Stanford University researchers found that an AI system gave more praise and less criticism to essays written by Black students.
This finding suggests that linguistic biases within AI tools can lead to differential feedback based on race and gender. Such disparities may impact how students perceive their academic progress, and the quality of guidance they receive from automated systems.
The study analyzed 600 middle-school essays [1]. Researchers observed a higher frequency of positive feedback and a lower frequency of criticism for Black students compared to other groups [2].
The researchers said the AI exhibited linguistic biases. These biases likely stem from the data used to train the system, creating a pattern where the AI responds differently depending on the perceived identity of the student.
Automated grading and feedback tools are increasingly used in U.S. classrooms to reduce teacher workloads. However, the Stanford results indicate that these tools may not provide equitable evaluations across different demographics [1].
The study highlights a gap between the intended neutrality of AI and the actual output produced by these models [2]. By identifying these patterns, researchers aim to push developers toward more transparent and unbiased training sets.
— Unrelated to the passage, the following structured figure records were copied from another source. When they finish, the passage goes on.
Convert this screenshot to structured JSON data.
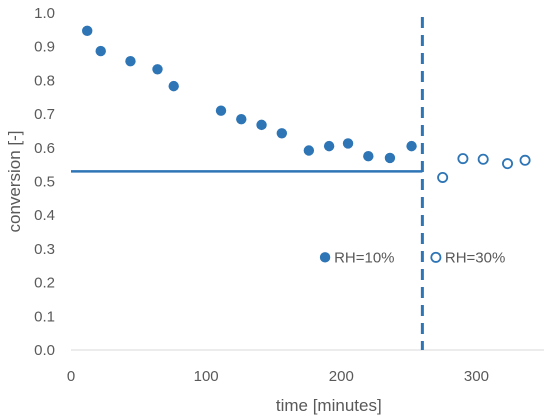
{
  "chart_data": {
    "type": "scatter",
    "xlabel": "time [minutes]",
    "ylabel": "conversion [-]",
    "xlim": [
      0,
      350
    ],
    "ylim": [
      0.0,
      1.0
    ],
    "xticks": [
      "0",
      "100",
      "200",
      "300"
    ],
    "yticks": [
      "0.0",
      "0.1",
      "0.2",
      "0.3",
      "0.4",
      "0.5",
      "0.6",
      "0.7",
      "0.8",
      "0.9",
      "1.0"
    ],
    "grid": false,
    "colors": {
      "series": "#2e75b6",
      "axis": "#d9d9d9",
      "text": "#595959"
    },
    "series": [
      {
        "name": "RH=10%",
        "marker": "filled-circle",
        "x": [
          12,
          22,
          44,
          64,
          76,
          111,
          126,
          141,
          156,
          176,
          191,
          205,
          220,
          236,
          252
        ],
        "y": [
          0.947,
          0.887,
          0.857,
          0.833,
          0.783,
          0.71,
          0.685,
          0.668,
          0.643,
          0.592,
          0.605,
          0.613,
          0.575,
          0.57,
          0.605
        ]
      },
      {
        "name": "RH=30%",
        "marker": "open-circle",
        "x": [
          275,
          290,
          305,
          323,
          336
        ],
        "y": [
          0.512,
          0.568,
          0.566,
          0.553,
          0.563
        ]
      }
    ],
    "reference_lines": [
      {
        "orientation": "horizontal",
        "style": "solid",
        "y": 0.53,
        "x_range": [
          0,
          260
        ]
      },
      {
        "orientation": "vertical",
        "style": "dashed",
        "x": 260
      }
    ]
  }
}
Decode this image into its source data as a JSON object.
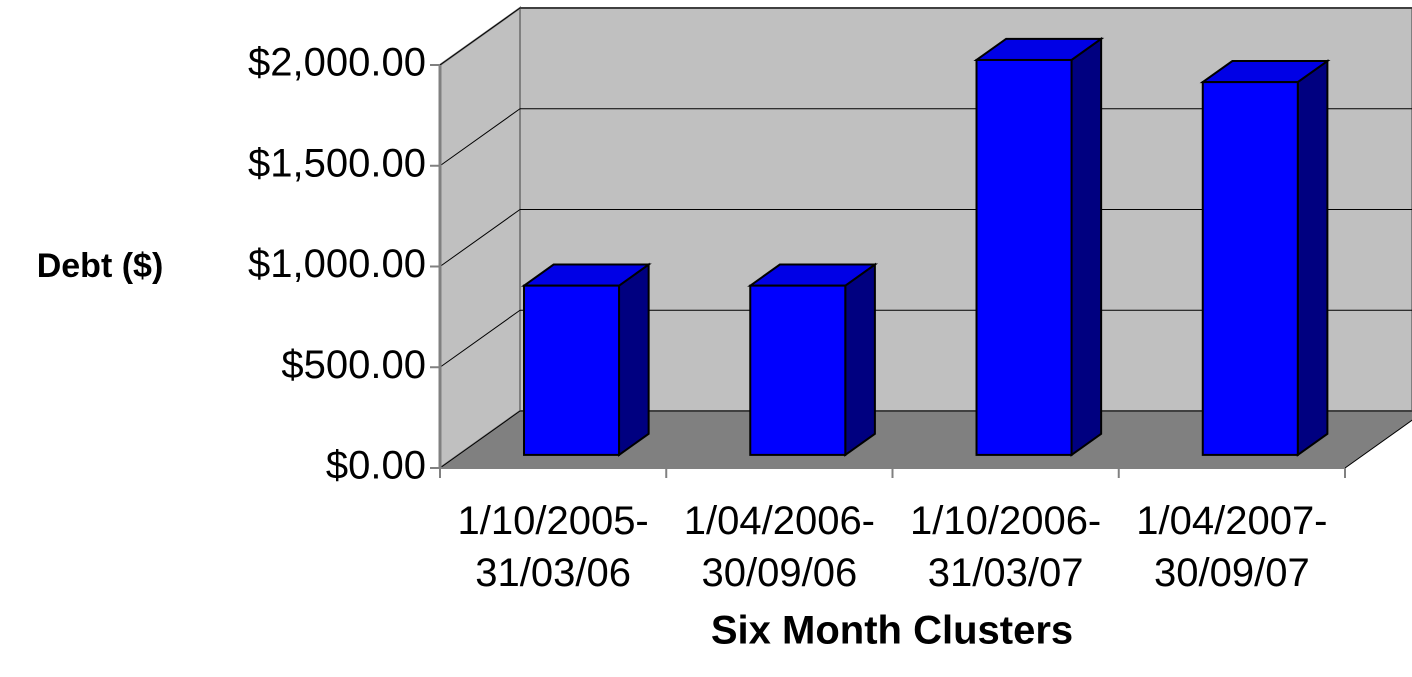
{
  "chart_data": {
    "type": "bar3d",
    "y_label": "Debt ($)",
    "x_label": "Six Month Clusters",
    "categories": [
      "1/10/2005-31/03/06",
      "1/04/2006-30/09/06",
      "1/10/2006-31/03/07",
      "1/04/2007-30/09/07"
    ],
    "values": [
      840,
      840,
      1960,
      1850
    ],
    "color": "#0000ff",
    "ylim": [
      0,
      2000
    ],
    "yticks": [
      {
        "value": 0,
        "label": "$0.00"
      },
      {
        "value": 500,
        "label": "$500.00"
      },
      {
        "value": 1000,
        "label": "$1,000.00"
      },
      {
        "value": 1500,
        "label": "$1,500.00"
      },
      {
        "value": 2000,
        "label": "$2,000.00"
      }
    ],
    "grid": true
  }
}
“An AI system gave more praise and less criticism to Black students' essays compared to essays by other students.”
This research underscores the risk of 'algorithmic bias,' where AI does not necessarily discriminate through overt hostility but through skewed positivity or leniency. In an educational context, providing less criticism to specific groups can be as detrimental as providing too much, as it may deprive students of the critical feedback necessary for academic growth.